The National Council for Human Rights (NCHR) noted in a Wednesday statement “the necessity” to amend the protest law as well as defining a specific timing for the preventative detention.
The council also stressed the importance of civil society organisations promoting human rights in Egypt until a new NGOs law is issued. The deadline for NGOs to register under Law 84/2002 was on 10 November.
In November, during the United Nations Universal Periodic Review (UPR) in Geneva, Egypt received a list of 300 recommendations for both laws, with delegations from different countries calling for their amendment.
Many activists have been detained under the controversial Protest Law including 6 April Youth Movement co-founder Ahmed Maher, Yara Sallam, a researcher for the Egyptian Initiative for Personal Rights, and prominent activist Alaa Abdel Fattah.
The law was issued during the interim government of Adly Mansour in November 2013.
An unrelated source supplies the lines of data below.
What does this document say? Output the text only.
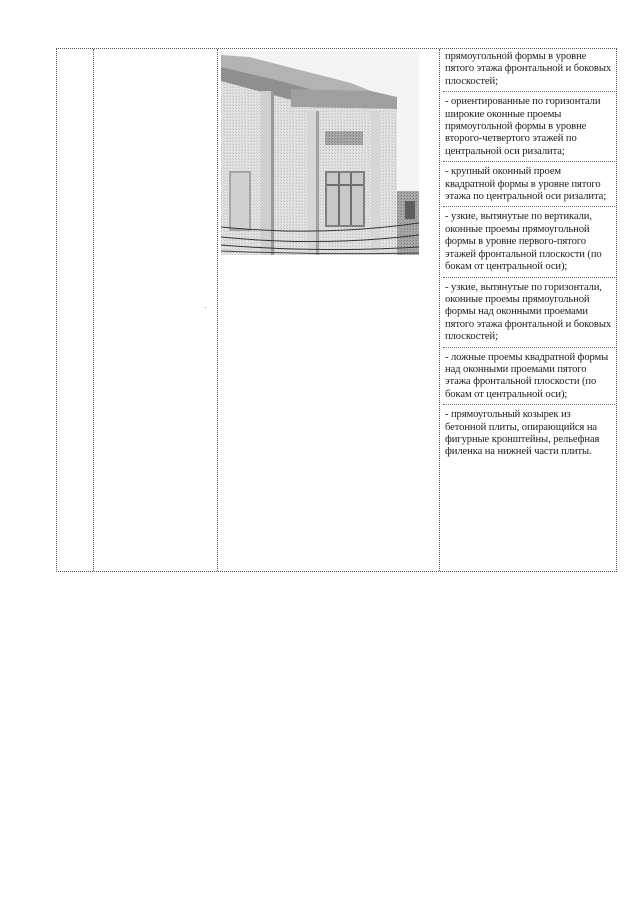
прямоугольной формы в уровне пятого этажа фронтальной и боковых плоскостей;
- ориентированные по горизонтали широкие оконные проемы прямоугольной формы в уровне второго-четвертого этажей по центральной оси ризалита;
- крупный оконный проем квадратной формы в уровне пятого этажа по центральной оси ризалита;
- узкие, вытянутые по вертикали, оконные проемы прямоугольной формы в уровне первого-пятого этажей фронтальной плоскости (по бокам от центральной оси);
- узкие, вытянутые по горизонтали, оконные проемы прямоугольной формы над оконными проемами пятого этажа фронтальной и боковых плоскостей;
- ложные проемы квадратной формы над оконными проемами пятого этажа фронтальной плоскости (по бокам от центральной оси);
- прямоугольный козырек из бетонной плиты, опирающийся на фигурные кронштейны, рельефная филенка на нижней части плиты.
The Cairo Institute for Human Rights Studies (CIHRS) announced Tuesday it is moving regional and international programmes out of Egypt “in light of the ongoing threats to human rights organisations”. Earlier this year, Human Rights Watch closed down its Cairo office, citing “concerns about the deteriorating security and political environment in the country.
Rights groups have reiterated requests to bring the Mubarak-era NGO law in line with Article 75 of the 2014 Egyptian constitution, which states that citizens have the right to form NGOs and acquire legal personality upon notification whilst having the right to practice their activities freely and “administrative agencies may not interfere”.